Constitutional AI, introduced by Bai et al. at Anthropic in 2022, replaces some or all human comparisons with comparisons generated by an LLM following a written constitution of principles. The technique trades human labeler cost for model inference cost, and it allows safety training to scale faster than human annotation can. Anthropic's Claude family is trained with this approach, sometimes called RLAIF, reinforcement learning from AI feedback.
RLAIF more broadly, including the Lee et al. 2023 paper from Google, generalizes the same idea: use a strong language model to produce preference labels at scale, with human oversight on a smaller validation set. Empirically, RLAIF is competitive with RLHF on summarization and other tasks.
A cluster of newer preference-optimization methods, including SLiC (Sequence Likelihood Calibration), RRHF, KTO (Kahneman-Tversky Optimization), IPO (Identity Preference Optimization), and ORPO (Odds Ratio Preference Optimization), explore other angles. They all share the InstructGPT goal of aligning a base model with human preferences but vary in whether they use a reward model, an RL step, an offline objective, or some hybrid.

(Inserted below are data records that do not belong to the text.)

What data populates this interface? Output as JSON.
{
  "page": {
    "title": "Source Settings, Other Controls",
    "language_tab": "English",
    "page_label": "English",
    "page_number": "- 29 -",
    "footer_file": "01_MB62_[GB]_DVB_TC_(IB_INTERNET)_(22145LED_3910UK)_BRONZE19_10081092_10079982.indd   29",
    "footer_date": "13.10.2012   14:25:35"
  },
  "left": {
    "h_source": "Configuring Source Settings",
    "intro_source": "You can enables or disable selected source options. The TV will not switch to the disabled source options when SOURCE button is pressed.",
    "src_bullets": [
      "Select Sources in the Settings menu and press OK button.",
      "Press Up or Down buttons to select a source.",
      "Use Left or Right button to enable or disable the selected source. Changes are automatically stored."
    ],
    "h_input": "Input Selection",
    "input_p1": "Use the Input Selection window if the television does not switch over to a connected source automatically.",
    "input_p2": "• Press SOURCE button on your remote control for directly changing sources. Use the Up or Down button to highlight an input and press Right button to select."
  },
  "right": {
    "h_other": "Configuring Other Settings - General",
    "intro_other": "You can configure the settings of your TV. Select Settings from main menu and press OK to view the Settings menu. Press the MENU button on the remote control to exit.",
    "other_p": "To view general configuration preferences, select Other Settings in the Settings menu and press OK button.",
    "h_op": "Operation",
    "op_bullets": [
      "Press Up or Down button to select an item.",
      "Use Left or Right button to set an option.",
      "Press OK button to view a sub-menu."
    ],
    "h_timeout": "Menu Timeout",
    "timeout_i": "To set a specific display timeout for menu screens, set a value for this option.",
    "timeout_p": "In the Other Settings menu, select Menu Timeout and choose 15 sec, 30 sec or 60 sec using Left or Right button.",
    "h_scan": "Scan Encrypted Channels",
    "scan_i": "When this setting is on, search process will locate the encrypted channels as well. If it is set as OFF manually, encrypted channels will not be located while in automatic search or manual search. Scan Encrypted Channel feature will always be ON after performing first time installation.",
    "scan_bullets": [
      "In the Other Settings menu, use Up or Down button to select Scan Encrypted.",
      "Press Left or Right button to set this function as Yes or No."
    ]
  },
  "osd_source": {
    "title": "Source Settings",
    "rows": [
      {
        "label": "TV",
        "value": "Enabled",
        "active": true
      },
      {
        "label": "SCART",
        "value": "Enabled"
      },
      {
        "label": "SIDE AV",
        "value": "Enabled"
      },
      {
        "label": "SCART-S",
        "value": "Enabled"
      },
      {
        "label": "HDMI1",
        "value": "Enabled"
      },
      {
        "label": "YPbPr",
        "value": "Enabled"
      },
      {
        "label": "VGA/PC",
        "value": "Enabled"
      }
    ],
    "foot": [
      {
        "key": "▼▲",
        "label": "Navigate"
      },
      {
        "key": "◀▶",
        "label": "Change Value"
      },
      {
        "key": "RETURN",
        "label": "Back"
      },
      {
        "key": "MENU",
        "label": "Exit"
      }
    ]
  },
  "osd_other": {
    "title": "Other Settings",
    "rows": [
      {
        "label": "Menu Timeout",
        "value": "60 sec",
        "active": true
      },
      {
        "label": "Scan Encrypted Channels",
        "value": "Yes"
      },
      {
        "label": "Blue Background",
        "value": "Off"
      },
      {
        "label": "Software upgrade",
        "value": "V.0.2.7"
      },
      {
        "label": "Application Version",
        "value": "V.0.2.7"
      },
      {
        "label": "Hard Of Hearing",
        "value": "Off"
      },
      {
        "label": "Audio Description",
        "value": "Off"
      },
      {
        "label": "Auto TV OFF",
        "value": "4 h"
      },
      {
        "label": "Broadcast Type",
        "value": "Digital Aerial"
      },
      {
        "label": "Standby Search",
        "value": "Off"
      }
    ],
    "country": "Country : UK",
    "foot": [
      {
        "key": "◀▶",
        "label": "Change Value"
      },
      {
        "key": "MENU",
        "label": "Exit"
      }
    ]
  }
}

| Method | Year | Reward model? | RL step? | Notes |
|---|---|---|---|---|
| RLHF (InstructGPT) | 2022 | Yes (separate RM) | Yes (PPO) | Original three-stage pipeline |
| DPO | 2023 | Implicit | No | Single classification objective on pairs |
| Constitutional AI / RLAIF | 2022 to 2023 | Yes | Yes | Uses AI feedback in place of human comparisons |
| SLiC | 2022 | Optional | No | Calibrates sequence likelihoods to preferences |
| KTO | 2024 | No | No | Uses prospect-theory-style loss on positive/negative examples |
| ORPO | 2024 | No | No | Combines SFT and preference optimization in a single stage |
None of these alternatives has fully displaced the InstructGPT recipe at frontier labs as of early 2026, though DPO and its variants are increasingly used either alongside or instead of PPO in production training pipelines.

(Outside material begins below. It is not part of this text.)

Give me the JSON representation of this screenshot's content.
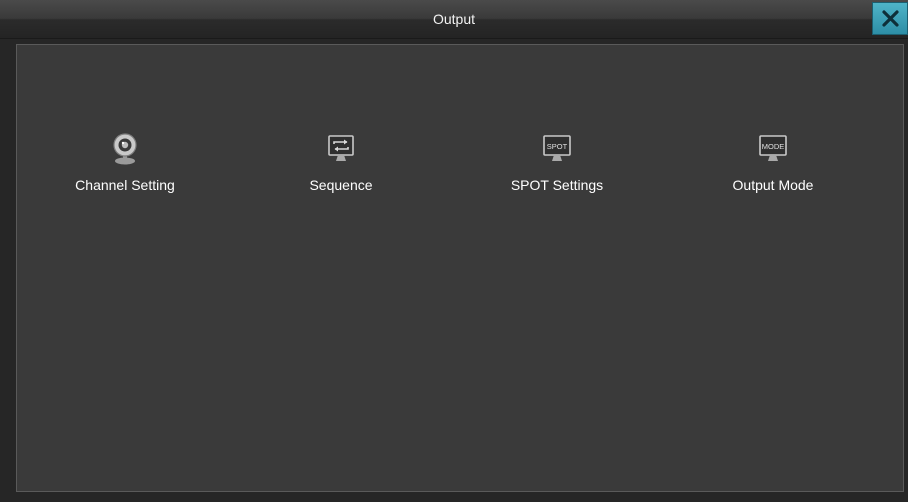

It is hard to overstate how much of the post-2022 LLM landscape was shaped by this single paper. The vocabulary used to talk about model alignment (helpfulness, harmlessness, refusals, alignment tax, sycophancy, reward hacking) largely comes from InstructGPT and its immediate descendants. The practical training pipeline used by every major closed and open-weight chat model traces back to it. Even academic critiques of RLHF, including Casper et al., are organized around the InstructGPT pipeline as the implicit baseline.

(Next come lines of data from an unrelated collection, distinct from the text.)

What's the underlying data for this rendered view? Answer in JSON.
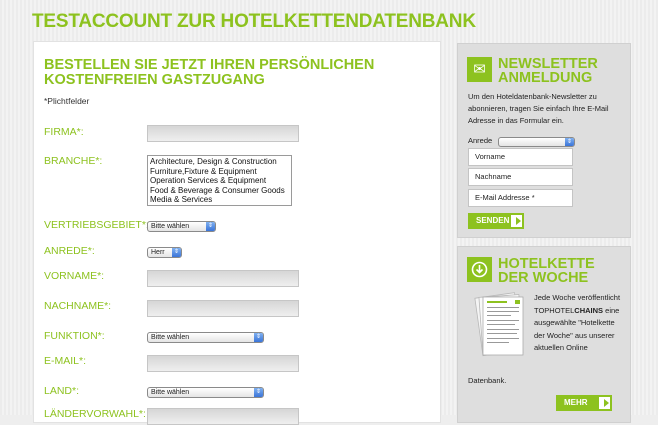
{
  "page": {
    "title": "TESTACCOUNT ZUR HOTELKETTENDATENBANK"
  },
  "form": {
    "heading": "BESTELLEN SIE JETZT IHREN PERSÖNLICHEN KOSTENFREIEN GASTZUGANG",
    "required_note": "*Plichtfelder",
    "labels": {
      "firma": "FIRMA*:",
      "branche": "BRANCHE*:",
      "vertriebsgebiet": "VERTRIEBSGEBIET*:",
      "anrede": "ANREDE*:",
      "vorname": "VORNAME*:",
      "nachname": "NACHNAME*:",
      "funktion": "FUNKTION*:",
      "email": "E-MAIL*:",
      "land": "LAND*:",
      "laendervorwahl": "LÄNDERVORWAHL*:"
    },
    "branche_options": [
      "Architecture, Design & Construction",
      "Furniture,Fixture & Equipment",
      "Operation Services & Equipment",
      "Food & Beverage & Consumer Goods",
      "Media & Services"
    ],
    "selects": {
      "vertriebsgebiet": "Bitte wählen",
      "anrede": "Herr",
      "funktion": "Bitte wählen",
      "land": "Bitte wählen"
    }
  },
  "newsletter": {
    "title_line1": "NEWSLETTER",
    "title_line2": "ANMELDUNG",
    "description": "Um den Hoteldatenbank-Newsletter zu abonnieren, tragen Sie einfach Ihre E-Mail Adresse in das Formular ein.",
    "anrede_label": "Anrede",
    "vorname_placeholder": "Vorname",
    "nachname_placeholder": "Nachname",
    "email_placeholder": "E-Mail Addresse *",
    "submit_label": "SENDEN"
  },
  "hotelkette": {
    "title_line1": "HOTELKETTE",
    "title_line2": "DER WOCHE",
    "text_part1": "Jede Woche veröffentlicht TOPHOTEL",
    "text_bold": "CHAINS",
    "text_part2": " eine ausgewählte \"Hotelkette der Woche\" aus unserer aktuellen Online",
    "text_last": "Datenbank.",
    "more_label": "MEHR"
  },
  "colors": {
    "accent": "#8dc21f"
  }
}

There is a thread in alignment discussion that views InstructGPT as a mixed legacy: it made aligned models commercially valuable, which in turn poured resources into capability research, which in turn made the alignment problem harder rather than easier. That argument is contested, but it is worth holding alongside the more triumphalist reading. The same three-step pipeline that produced helpful chatbots also produced models that hallucinate confidently, flatter users, and bake in narrow labeler preferences. Both of those things are downstream of the same paper.
What is not contested is that InstructGPT marked the moment when RLHF became standard practice for language models. Before March 2022, almost no production LLM used human-feedback reinforcement learning. After March 2022, almost all of them did.